The mcbroken project tracks the status of over 10,000 McDonald's ice cream machines around the world. This page presents historical data and live daily forecasts concerning revenue lost from broken machines, at a rate of $625 per machine-day. Each day's observation is scraped and added to the data at 12PM PST. After combining historical and updated data, missing and outlier values are algorithmically marked, and the series is stabilized via Box-Cox transformations. The models shown below are retrained daily using consistent methodology but flexible hyperparameters, and used to produce 30-day forecasts.
For more details on the code, test set result notebooks, and AWS and Docker setup, see my GitHub repo.
ARIMA techniques model the time series as a linear combination of prior values and errors from them, after applying appropriate differencing. The mcbroken series exhibits strong 7-day seasonality (Mondays are very sad days for McFlurries), so this project also makes use of seasonal lags and differences. In combination with one-hot encoded exogenous terms to handle filled-in missing values and outliers, this gives us a SARIMAX model. Order of the components is tuned using pmdarima's auto_arima, which makes use of the stepwise Hyndman-Khandakar algorithm to optimize AIC error - tempering model complexity with risk of overfitting.
When tested for the period of January 25 to February 22, 2025, this ARIMA setup achieved a Mean Absolute Percentage Error (MAPE) of roughly 7.18%, off by only $54k on average (Mean Absolute Error, MAE). This is roughly half the MAE of $122k from a simple seasonal naive forecast based on repeating the last 7 days in the data.
Exponential smoothing makes use of weighted averages of past data attributes to form a forecast. The Holt-Winters method used here models the level, trend, and seasonality of the data - this implementation uses a damped trend, which dies off over time. Multiplicative terms are not really appropriate for the mcbroken series - here the model uses additive trends and seasonality (making the model a special case of ARIMA under certain conditions). While other forecasting methods covered have closed form or built-in prediction intervals, those for this method make use of resampled/bootstrapped residual errors to simulate possible future paths for the series.
When testing on January 25 to February 22, 2025, this model had relative difficulty, at a mean absolute error of roughly $118k. As a relatively inflexible method, Holt-Winters may not have been able to handle the complexity of mcbroken data. Exponential smoothing also cannot easily handle outliers or missing values. My implementation made use of simple repetitions of seven-day lags to fill through identified missing and outlier cases - this may have distorted patterns in the underlying series somewhat.Â
Facebook's Prophet algorithm makes use of piecewise-linear trends that evolve at changepoints, as well as periodic seasonal Fourier terms, to quickly create effective daily forecasts. Several key hyperparameters can significantly influence Prophet's performance; for this task, attention was paid to the seasonality and trend changepoint frequency priors to control the strength of those components, as well as the range of data considered for changepoints. An RMSE objective was implemented on a 30-day validation set using the Optuna Bayesian hyperparameter search package; optima are found in only a few dozen iterations/within several minutes.

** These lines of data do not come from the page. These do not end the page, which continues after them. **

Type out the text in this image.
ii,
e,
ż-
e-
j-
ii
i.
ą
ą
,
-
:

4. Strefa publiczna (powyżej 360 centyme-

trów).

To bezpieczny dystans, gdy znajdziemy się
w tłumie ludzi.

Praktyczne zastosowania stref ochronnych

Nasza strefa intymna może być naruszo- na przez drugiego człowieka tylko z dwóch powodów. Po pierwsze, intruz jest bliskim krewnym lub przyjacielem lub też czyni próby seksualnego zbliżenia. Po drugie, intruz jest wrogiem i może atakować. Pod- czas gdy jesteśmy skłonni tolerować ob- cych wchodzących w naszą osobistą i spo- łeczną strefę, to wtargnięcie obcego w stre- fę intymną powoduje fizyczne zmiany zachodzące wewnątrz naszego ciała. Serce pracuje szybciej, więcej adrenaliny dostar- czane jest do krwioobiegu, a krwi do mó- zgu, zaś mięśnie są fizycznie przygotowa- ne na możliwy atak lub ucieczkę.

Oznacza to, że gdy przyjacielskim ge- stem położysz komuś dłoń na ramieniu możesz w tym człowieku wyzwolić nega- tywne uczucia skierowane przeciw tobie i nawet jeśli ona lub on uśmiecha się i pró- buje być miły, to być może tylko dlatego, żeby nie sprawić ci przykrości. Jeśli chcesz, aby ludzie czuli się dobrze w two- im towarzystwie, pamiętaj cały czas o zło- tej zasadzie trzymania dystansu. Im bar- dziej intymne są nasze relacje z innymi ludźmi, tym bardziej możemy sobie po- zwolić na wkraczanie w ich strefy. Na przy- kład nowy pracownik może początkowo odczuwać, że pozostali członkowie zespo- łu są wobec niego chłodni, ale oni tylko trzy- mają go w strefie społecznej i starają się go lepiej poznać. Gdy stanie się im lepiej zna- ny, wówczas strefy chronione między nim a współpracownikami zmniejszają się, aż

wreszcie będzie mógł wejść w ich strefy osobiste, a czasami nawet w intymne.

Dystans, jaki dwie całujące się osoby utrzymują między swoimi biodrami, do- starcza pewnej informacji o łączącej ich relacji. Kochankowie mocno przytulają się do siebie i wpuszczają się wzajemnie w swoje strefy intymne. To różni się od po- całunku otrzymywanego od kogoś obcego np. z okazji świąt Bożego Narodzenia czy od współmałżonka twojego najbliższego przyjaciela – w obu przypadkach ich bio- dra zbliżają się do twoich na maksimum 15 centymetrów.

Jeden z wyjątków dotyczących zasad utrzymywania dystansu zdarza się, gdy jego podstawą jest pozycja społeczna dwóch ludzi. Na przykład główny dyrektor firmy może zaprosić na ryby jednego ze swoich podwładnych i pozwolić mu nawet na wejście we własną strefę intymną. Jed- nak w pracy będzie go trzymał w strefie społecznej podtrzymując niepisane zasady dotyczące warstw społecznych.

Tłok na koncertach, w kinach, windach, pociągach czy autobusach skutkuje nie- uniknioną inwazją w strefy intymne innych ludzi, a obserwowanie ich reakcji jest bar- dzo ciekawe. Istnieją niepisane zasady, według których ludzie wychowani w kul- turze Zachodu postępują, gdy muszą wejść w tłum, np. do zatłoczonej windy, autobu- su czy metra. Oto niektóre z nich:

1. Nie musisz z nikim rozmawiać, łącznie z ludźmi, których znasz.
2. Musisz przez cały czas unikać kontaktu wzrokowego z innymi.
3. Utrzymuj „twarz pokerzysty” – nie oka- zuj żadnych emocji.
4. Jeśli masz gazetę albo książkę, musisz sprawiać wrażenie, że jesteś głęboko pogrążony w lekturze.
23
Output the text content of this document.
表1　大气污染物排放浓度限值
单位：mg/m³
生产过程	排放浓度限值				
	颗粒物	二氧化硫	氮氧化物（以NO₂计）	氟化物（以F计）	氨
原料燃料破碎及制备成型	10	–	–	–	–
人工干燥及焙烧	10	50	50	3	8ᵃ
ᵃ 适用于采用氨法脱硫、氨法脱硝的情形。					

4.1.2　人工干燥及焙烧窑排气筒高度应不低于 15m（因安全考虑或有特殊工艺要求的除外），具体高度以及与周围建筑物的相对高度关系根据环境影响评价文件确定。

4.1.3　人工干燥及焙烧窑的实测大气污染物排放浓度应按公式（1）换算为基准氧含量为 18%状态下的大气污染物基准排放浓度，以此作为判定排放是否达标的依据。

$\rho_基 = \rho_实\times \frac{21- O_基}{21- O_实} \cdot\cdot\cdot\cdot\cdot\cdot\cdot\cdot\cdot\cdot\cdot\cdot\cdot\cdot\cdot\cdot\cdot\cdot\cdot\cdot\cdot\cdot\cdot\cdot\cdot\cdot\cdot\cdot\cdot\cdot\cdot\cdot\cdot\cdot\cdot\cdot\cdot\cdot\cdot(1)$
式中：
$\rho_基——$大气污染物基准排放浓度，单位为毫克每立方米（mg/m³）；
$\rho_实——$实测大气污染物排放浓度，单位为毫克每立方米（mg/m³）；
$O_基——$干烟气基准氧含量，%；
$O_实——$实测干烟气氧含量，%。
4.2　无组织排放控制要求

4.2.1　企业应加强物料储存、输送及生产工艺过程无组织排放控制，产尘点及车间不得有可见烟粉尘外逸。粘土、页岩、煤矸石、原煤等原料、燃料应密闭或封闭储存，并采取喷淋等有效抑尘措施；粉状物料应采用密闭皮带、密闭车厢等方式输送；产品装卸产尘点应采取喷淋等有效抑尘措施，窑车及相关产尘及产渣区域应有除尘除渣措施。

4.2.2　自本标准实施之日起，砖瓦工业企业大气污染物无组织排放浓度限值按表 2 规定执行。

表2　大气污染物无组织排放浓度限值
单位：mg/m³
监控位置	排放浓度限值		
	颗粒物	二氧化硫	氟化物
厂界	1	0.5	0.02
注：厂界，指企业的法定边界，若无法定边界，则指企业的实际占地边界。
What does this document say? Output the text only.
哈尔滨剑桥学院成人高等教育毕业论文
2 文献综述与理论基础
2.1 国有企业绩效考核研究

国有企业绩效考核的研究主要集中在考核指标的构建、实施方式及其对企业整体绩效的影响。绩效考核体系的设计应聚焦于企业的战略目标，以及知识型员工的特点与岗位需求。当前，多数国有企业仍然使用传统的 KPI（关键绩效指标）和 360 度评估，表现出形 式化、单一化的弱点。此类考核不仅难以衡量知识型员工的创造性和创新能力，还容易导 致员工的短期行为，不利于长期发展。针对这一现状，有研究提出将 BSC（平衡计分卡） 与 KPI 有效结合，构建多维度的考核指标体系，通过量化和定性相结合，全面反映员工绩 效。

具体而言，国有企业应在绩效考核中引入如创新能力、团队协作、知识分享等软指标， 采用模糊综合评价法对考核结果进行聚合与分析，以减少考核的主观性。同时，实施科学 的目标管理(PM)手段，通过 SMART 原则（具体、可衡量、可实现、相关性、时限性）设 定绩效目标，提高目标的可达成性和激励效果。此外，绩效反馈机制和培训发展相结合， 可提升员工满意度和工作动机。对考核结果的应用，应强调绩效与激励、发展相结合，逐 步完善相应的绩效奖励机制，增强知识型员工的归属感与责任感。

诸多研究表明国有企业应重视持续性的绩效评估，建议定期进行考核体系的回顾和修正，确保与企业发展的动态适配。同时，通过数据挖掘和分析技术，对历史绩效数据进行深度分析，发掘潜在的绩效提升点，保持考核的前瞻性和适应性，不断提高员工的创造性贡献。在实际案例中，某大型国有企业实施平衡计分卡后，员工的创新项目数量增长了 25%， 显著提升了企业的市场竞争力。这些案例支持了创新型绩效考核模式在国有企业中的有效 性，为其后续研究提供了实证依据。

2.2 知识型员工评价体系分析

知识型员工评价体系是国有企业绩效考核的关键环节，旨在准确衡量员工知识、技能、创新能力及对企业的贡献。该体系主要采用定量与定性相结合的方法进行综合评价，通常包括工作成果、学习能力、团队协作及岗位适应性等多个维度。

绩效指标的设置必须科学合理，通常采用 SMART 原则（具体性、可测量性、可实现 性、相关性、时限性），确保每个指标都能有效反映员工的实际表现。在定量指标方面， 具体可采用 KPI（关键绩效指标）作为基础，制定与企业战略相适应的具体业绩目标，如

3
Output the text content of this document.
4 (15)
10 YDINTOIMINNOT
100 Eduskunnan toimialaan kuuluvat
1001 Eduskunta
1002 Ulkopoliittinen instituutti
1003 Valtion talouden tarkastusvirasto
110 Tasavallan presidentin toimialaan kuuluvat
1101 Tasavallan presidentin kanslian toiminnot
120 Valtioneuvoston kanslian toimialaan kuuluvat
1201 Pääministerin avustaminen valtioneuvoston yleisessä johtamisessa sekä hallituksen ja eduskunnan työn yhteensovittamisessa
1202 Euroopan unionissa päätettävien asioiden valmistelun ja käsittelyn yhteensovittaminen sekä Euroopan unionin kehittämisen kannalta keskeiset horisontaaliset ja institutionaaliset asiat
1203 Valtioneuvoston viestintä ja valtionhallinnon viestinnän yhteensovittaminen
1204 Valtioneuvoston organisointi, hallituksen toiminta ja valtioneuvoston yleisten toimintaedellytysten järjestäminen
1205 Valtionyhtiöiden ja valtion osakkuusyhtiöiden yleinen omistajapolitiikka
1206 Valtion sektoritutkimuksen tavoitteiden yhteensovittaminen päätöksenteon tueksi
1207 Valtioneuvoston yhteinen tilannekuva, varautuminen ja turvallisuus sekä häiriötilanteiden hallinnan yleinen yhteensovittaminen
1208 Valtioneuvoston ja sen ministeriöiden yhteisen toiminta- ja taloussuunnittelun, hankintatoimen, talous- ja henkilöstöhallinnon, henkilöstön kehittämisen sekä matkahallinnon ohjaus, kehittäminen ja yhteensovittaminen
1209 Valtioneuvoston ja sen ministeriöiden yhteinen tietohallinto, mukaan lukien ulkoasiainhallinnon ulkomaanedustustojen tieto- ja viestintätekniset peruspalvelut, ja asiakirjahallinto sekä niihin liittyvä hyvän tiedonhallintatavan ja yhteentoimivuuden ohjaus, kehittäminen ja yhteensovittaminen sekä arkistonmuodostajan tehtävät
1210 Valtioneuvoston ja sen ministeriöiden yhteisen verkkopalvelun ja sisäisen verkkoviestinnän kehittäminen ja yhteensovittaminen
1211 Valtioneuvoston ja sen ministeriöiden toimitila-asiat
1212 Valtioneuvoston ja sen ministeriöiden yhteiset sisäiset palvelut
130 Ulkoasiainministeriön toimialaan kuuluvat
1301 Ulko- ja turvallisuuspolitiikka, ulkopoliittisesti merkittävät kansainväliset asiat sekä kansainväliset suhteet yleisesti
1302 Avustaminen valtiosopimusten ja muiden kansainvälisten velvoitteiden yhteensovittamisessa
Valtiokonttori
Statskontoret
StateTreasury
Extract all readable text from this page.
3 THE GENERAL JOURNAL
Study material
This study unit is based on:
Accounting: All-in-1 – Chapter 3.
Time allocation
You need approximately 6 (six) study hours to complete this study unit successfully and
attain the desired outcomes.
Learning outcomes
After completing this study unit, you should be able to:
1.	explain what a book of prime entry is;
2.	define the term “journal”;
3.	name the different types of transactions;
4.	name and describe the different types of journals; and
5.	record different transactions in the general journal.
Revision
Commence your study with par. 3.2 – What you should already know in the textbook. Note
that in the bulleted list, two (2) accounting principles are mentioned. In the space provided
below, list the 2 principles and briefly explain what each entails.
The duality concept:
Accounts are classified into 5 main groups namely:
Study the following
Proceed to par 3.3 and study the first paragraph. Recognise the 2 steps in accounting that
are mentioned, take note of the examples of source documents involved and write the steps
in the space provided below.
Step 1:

Prophet achieved a Mean Absolute Percentage Error (MAPE) of roughly 4.59% from January 25 to February 22, 2025, with an MAE of only $39k. This was the best performing of the methods presented. It was able to easily adapt to constantly shifting trends in the data, as well as accommodate the most historical training data of any method (the others made use of roughly the past year only). Prophet can handle outliers and missing values natively, on top of those detectable by programmatic logic and encoded as exogenous variables.